The devices are self-propelled microscopic robots the width of a human hair and are designed to perform a wide range of biomedical tasks.

According to a study published in ACS Nano, the micromotors carry drugs and will release them after reaching the digestive system. The pill’s coating will protect the devices while traversing.

“The self-propelled microscopic robots are the width of a human hair and are designed to perform a wide range of biomedical tasks.”

The research was conducted by Joseph Wang, Liangfang Zhang and colleagues from the University of California San Diego.

In their earlier research, they used micromotors coated with an antibiotic to treat ulcers in laboratory mice and found that this approach offers better results compared to taking the drugs directly.

However, researchers identified some flaws in that approach including body fluids compromising the effectiveness of the devices and triggering early release of their payloads.

They also noted that during oral consumption, micromotors can get trapped in the oesophagus.
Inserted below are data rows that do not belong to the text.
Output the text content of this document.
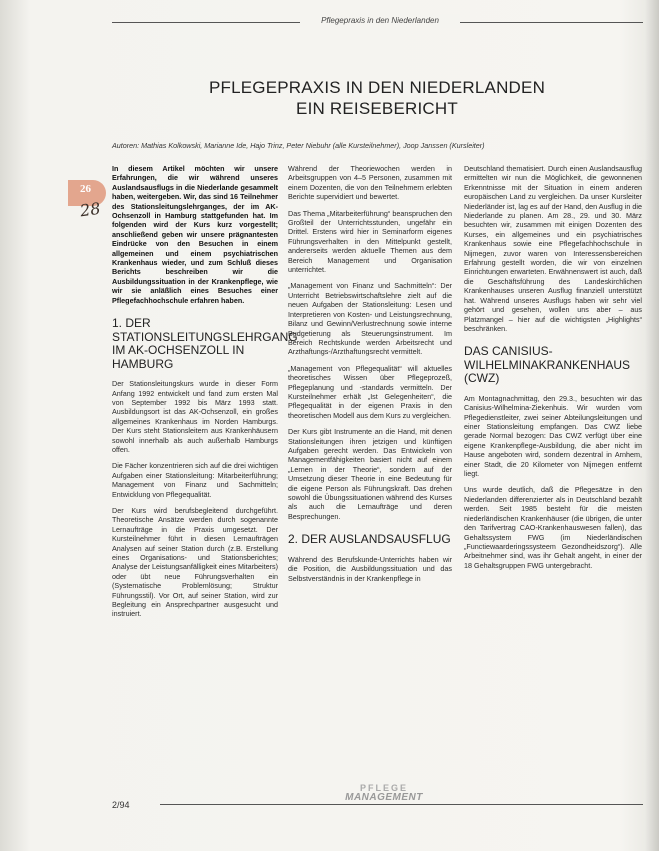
Pflegepraxis in den Niederlanden
PFLEGEPRAXIS IN DEN NIEDERLANDEN
EIN REISEBERICHT
Autoren: Mathias Kolkowski, Marianne Ide, Hajo Trinz, Peter Niebuhr (alle Kursteilnehmer), Joop Janssen (Kursleiter)
26
28

In diesem Artikel möchten wir unsere Erfahrungen, die wir während unseres Auslandsausflugs in die Niederlande gesammelt haben, weitergeben. Wir, das sind 16 Teilnehmer des Stationsleitungslehrganges, der im AK-Ochsenzoll in Hamburg stattgefunden hat. Im folgenden wird der Kurs kurz vorgestellt; anschließend geben wir unsere prägnantesten Eindrücke von den Besuchen in einem allgemeinen und einem psychiatrischen Krankenhaus wieder, und zum Schluß dieses Berichts beschreiben wir die Ausbildungssituation in der Krankenpflege, wie wir sie anläßlich eines Besuches einer Pflegefachhochschule erfahren haben.

1. DER STATIONSLEITUNGSLEHRGANG IM AK-OCHSENZOLL IN HAMBURG

Der Stationsleitungskurs wurde in dieser Form Anfang 1992 entwickelt und fand zum ersten Mal von September 1992 bis März 1993 statt. Ausbildungsort ist das AK-Ochsenzoll, ein großes allgemeines Krankenhaus im Norden Hamburgs. Der Kurs steht Stationsleitern aus Krankenhäusern sowohl innerhalb als auch außerhalb Hamburgs offen.

Die Fächer konzentrieren sich auf die drei wichtigen Aufgaben einer Stationsleitung: Mitarbeiterführung; Management von Finanz und Sachmitteln; Entwicklung von Pflegequalität.

Der Kurs wird berufsbegleitend durchgeführt. Theoretische Ansätze werden durch sogenannte Lernaufträge in die Praxis umgesetzt. Der Kursteilnehmer führt in diesen Lernaufträgen Analysen auf seiner Station durch (z.B. Erstellung eines Organisations- und Stationsberichtes; Analyse der Leistungsanfälligkeit eines Mitarbeiters) oder übt neue Führungsverhalten ein (Systematische Problemlösung; Struktur Führungsstil). Vor Ort, auf seiner Station, wird zur Begleitung ein Ansprechpartner ausgesucht und instruiert.

Während der Theoriewochen werden in Arbeitsgruppen von 4–5 Personen, zusammen mit einem Dozenten, die von den Teilnehmern erlebten Berichte supervidiert und bewertet.

Das Thema „Mitarbeiterführung“ beanspruchen den Großteil der Unterrichtsstunden, ungefähr ein Drittel. Erstens wird hier in Seminarform eigenes Führungsverhalten in den Mittelpunkt gestellt, andererseits werden aktuelle Themen aus dem Bereich Management und Organisation unterrichtet.

„Management von Finanz und Sachmitteln“: Der Unterricht Betriebswirtschaftslehre zielt auf die neuen Aufgaben der Stationsleitung: Lesen und Interpretieren von Kosten- und Leistungsrechnung, Bilanz und Gewinn/Verlustrechnung sowie interne Budgetierung als Steuerungsinstrument. Im Bereich Rechtskunde werden Arbeitsrecht und Arzthaftungs-/Arzthaftungsrecht vermittelt.

„Management von Pflegequalität“ will aktuelles theoretisches Wissen über Pflegeprozeß, Pflegeplanung und -standards vermitteln. Der Kursteilnehmer erhält „Ist Gelegenheiten“, die Pflegequalität in der eigenen Praxis in den theoretischen Modell aus dem Kurs zu vergleichen.

Der Kurs gibt Instrumente an die Hand, mit denen Stationsleitungen ihren jetzigen und künftigen Aufgaben gerecht werden. Das Entwickeln von Managementfähigkeiten basiert nicht auf einem „Lernen in der Theorie“, sondern auf der Umsetzung dieser Theorie in eine Bedeutung für die eigene Person als Führungskraft. Das drehen sowohl die Übungssituationen während des Kurses als auch die Lernaufträge und deren Besprechungen.

2. DER AUSLANDSAUSFLUG

Während des Berufskunde-Unterrichts haben wir die Position, die Ausbildungssituation und das Selbstverständnis in der Krankenpflege in

Deutschland thematisiert. Durch einen Auslandsausflug ermittelten wir nun die Möglichkeit, die gewonnenen Erkenntnisse mit der Situation in einem anderen europäischen Land zu vergleichen. Da unser Kursleiter Niederländer ist, lag es auf der Hand, den Ausflug in die Niederlande zu planen. Am 28., 29. und 30. März besuchten wir, zusammen mit einigen Dozenten des Kurses, ein allgemeines und ein psychiatrisches Krankenhaus sowie eine Pflegefachhochschule in Nijmegen, zuvor waren von Interessensbereichen Erfahrung gestellt worden, die wir von einzelnen Einrichtungen erwarteten. Erwähnenswert ist auch, daß die Geschäftsführung des Landeskirchlichen Krankenhauses unseren Ausflug finanziell unterstützt hat. Während unseres Ausflugs haben wir sehr viel gehört und gesehen, wollen uns aber – aus Platzmangel – hier auf die wichtigsten „Highlights“ beschränken.

DAS CANISIUS-WILHELMINAKRANKENHAUS (CWZ)

Am Montagnachmittag, den 29.3., besuchten wir das Canisius-Wilhelmina-Ziekenhuis. Wir wurden vom Pflegedienstleiter, zwei seiner Abteilungsleitungen und einer Stationsleitung empfangen. Das CWZ liebe gerade Normal bezogen: Das CWZ verfügt über eine eigene Krankenpflege-Ausbildung, die aber nicht im Hause angeboten wird, sondern dezentral in Arnhem, einer Stadt, die 20 Kilometer von Nijmegen entfernt liegt.

Uns wurde deutlich, daß die Pflegesätze in den Niederlanden differenzierter als in Deutschland bezahlt werden. Seit 1985 besteht für die meisten niederländischen Krankenhäuser (die übrigen, die unter den Tarifvertrag CAO-Krankenhauswesen fallen), das Gehaltssystem FWG (im Niederländischen „Functiewaarderingssysteem Gezondheidszorg“). Alle Arbeitnehmer sind, was ihr Gehalt angeht, in einer der 18 Gehaltsgruppen FWG untergebracht.

2/94
PFLEGE
MANAGEMENT
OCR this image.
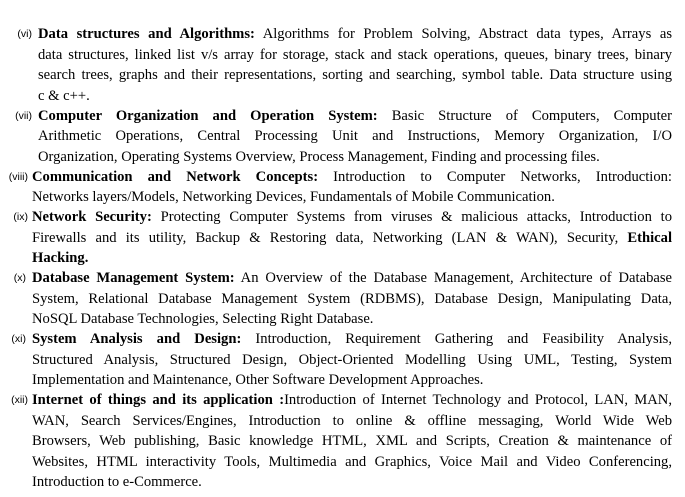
(vi) Data structures and Algorithms: Algorithms for Problem Solving, Abstract data types, Arrays as
data structures, linked list v/s array for storage, stack and stack operations, queues, binary trees, binary
search trees, graphs and their representations, sorting and searching, symbol table. Data structure using
c & c++.
(vii) Computer Organization and Operation System: Basic Structure of Computers, Computer
Arithmetic Operations, Central Processing Unit and Instructions, Memory Organization, I/O
Organization, Operating Systems Overview, Process Management, Finding and processing files.
(viii) Communication and Network Concepts: Introduction to Computer Networks, Introduction:
Networks layers/Models, Networking Devices, Fundamentals of Mobile Communication.
(ix) Network Security: Protecting Computer Systems from viruses & malicious attacks, Introduction to
Firewalls and its utility, Backup & Restoring data, Networking (LAN & WAN), Security, Ethical
Hacking.
(x) Database Management System: An Overview of the Database Management, Architecture of Database
System, Relational Database Management System (RDBMS), Database Design, Manipulating Data,
NoSQL Database Technologies, Selecting Right Database.
(xi) System Analysis and Design: Introduction, Requirement Gathering and Feasibility Analysis,
Structured Analysis, Structured Design, Object-Oriented Modelling Using UML, Testing, System
Implementation and Maintenance, Other Software Development Approaches.
(xii) Internet of things and its application :Introduction of Internet Technology and Protocol, LAN, MAN,
WAN, Search Services/Engines, Introduction to online & offline messaging, World Wide Web
Browsers, Web publishing, Basic knowledge HTML, XML and Scripts, Creation & maintenance of
Websites, HTML interactivity Tools, Multimedia and Graphics, Voice Mail and Video Conferencing,
Introduction to e-Commerce.
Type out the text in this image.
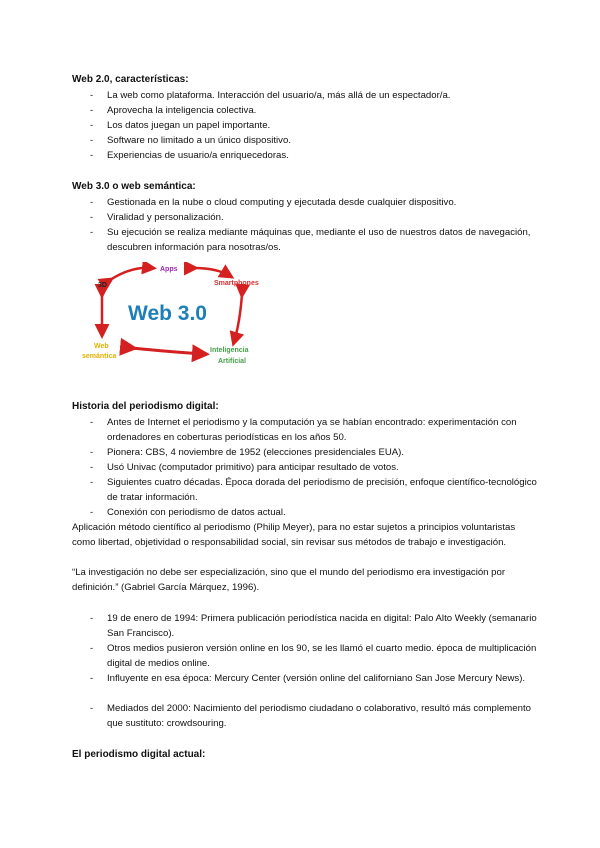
Web 2.0, características:
- La web como plataforma. Interacción del usuario/a, más allá de un espectador/a.
- Aprovecha la inteligencia colectiva.
- Los datos juegan un papel importante.
- Software no limitado a un único dispositivo.
- Experiencias de usuario/a enriquecedoras.
Web 3.0 o web semántica:
- Gestionada en la nube o cloud computing y ejecutada desde cualquier dispositivo.
- Viralidad y personalización.
- Su ejecución se realiza mediante máquinas que, mediante el uso de nuestros datos de navegación, descubren información para nosotras/os.
Web 3.0
Apps
3D	Smartphones
Web
semántica
Inteligencia
Artificial
Historia del periodismo digital:
- Antes de Internet el periodismo y la computación ya se habían encontrado: experimentación con ordenadores en coberturas periodísticas en los años 50.
- Pionera: CBS, 4 noviembre de 1952 (elecciones presidenciales EUA).
- Usó Univac (computador primitivo) para anticipar resultado de votos.
- Siguientes cuatro décadas. Época dorada del periodismo de precisión, enfoque científico-tecnológico de tratar información.
- Conexión con periodismo de datos actual.
Aplicación método científico al periodismo (Philip Meyer), para no estar sujetos a principios voluntaristas como libertad, objetividad o responsabilidad social, sin revisar sus métodos de trabajo e investigación.
“La investigación no debe ser especialización, sino que el mundo del periodismo era investigación por definición.” (Gabriel García Márquez, 1996).
- 19 de enero de 1994: Primera publicación periodística nacida en digital: Palo Alto Weekly (semanario San Francisco).
- Otros medios pusieron versión online en los 90, se les llamó el cuarto medio. época de multiplicación digital de medios online.
- Influyente en esa época: Mercury Center (versión online del californiano San Jose Mercury News).
- Mediados del 2000: Nacimiento del periodismo ciudadano o colaborativo, resultó más complemento que sustituto: crowdsouring.
El periodismo digital actual:
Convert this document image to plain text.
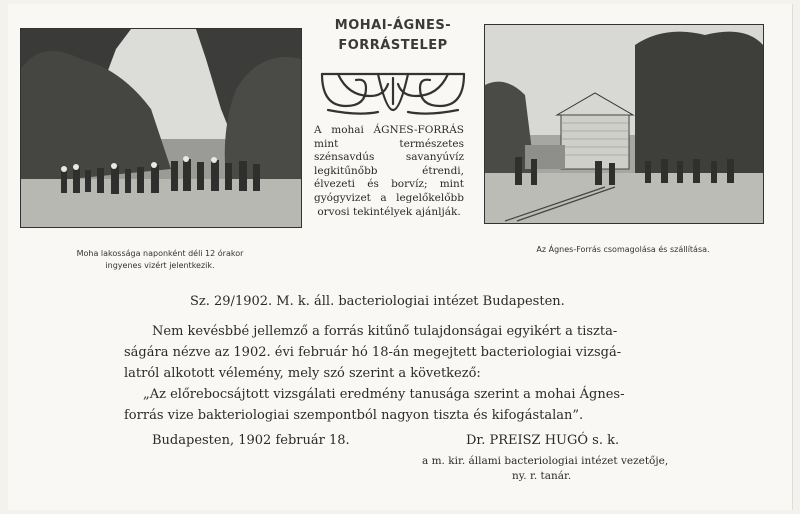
Moha lakossága naponként déli 12 órakor
ingyenes vizért jelentkezik.
MOHAI-ÁGNES-
FORRÁSTELEP
A mohai ÁGNES-FORRÁS mint természetes szénsavdús savanyúvíz legkitűnőbb étrendi, élvezeti és borvíz; mint gyógyvizet a legelőkelőbb orvosi tekintélyek ajánlják.
Az Ágnes-Forrás csomagolása és szállítása.
Sz. 29/1902. M. k. áll. bacteriologiai intézet Budapesten.
Nem kevésbbé jellemző a forrás kitűnő tulajdonságai egyikért a tiszta-
ságára nézve az 1902. évi február hó 18-án megejtett bacteriologiai vizsgá-
latról alkotott vélemény, mely szó szerint a következő:
„Az előrebocsájtott vizsgálati eredmény tanusága szerint a mohai Ágnes-
forrás vize bakteriologiai szempontból nagyon tiszta és kifogástalan”.
Budapesten, 1902 február 18.	Dr. PREISZ HUGÓ s. k.
a m. kir. állami bacteriologiai intézet vezetője,
ny. r. tanár.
The new research from Wang and Zhang identified a way to protect and carry these devices into the stomach without compromising their mobility or effectiveness.

The researchers used sugars such as lactose and maltose to create a pill and encapsulated tens of thousands of micromotors made of a magnesium/titanium dioxide core. These devices are loaded with a fluorescent dye cargo.

The study noted that pills showed improved release and retention of the micromotors in the stomach when tested on laboratory mice.

The researchers concluded that encapsulation of the devices in traditional pill form enhances their ability to deliver medicines to specific targets without diminishing their mobility or performance.